Challenges and Requirements

IIoT environments are necessarily complex:

  • Multiple communication methods complicate connectivity and interoperability
  • Diverse data models increase ecosystem management complexity
  • Service use case and ecosystem definitions change after deployment
  • Custom-made sensors and actuators are expensive

There are also critical requirements to meet:

  • Dynamic ecosystem scalability and maintenance
  • Adjusting COTS devices to the ecosystem’s security and communication requirements with no firmware changes
  • Secure device intercommunication across the entire ecosystem
  • Potential need to switch out devices and change protocol methods over time, resulting in a constant flux of data types and flows

In the end, there’s a requirement for wide connectivity support for almost any communication method, protocol, and IT technology. So, you need a single abstract service model that translates IoT device data models at runtime into business and operational service views. Another key aspect is a connected abstraction layer that manages disparate devices through an API translator. Then you can combine your common abstract language with all the device-specific languages and low-level code. The result is a look at performance data that is presented according to business processes.

An End-to-End Approach

Centerity gives you the ability to scan, discover, and add any device/app on the network, then visualize the environment end-to-end, correlate performance data from every technology layer, and integrate the platform with any associated service to feed data to.

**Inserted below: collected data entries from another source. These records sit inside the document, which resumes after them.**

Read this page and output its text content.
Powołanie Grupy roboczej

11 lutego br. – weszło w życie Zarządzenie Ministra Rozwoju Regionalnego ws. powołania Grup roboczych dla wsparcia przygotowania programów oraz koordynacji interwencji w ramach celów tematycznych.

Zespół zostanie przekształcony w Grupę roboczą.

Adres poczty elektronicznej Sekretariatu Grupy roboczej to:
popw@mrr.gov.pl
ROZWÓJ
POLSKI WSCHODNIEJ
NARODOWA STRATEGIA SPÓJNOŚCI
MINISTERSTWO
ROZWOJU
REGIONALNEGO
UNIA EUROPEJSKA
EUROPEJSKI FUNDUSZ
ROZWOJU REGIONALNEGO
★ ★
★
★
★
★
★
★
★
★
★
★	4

This could be a service desk, an ERP system, or whatever you have using the data. Then, you can organize the environment to analyze it through the single pane of glass, according to whatever is most critical to running your business.

So, bridging Operational Technology and IT allows for improving business/process health with minimal unplanned downtime. As a result, mean-time-to-repair decreases while improving efficiency and troubleshooting process and enabling a proactive approach of an IoT/IIoT deployment.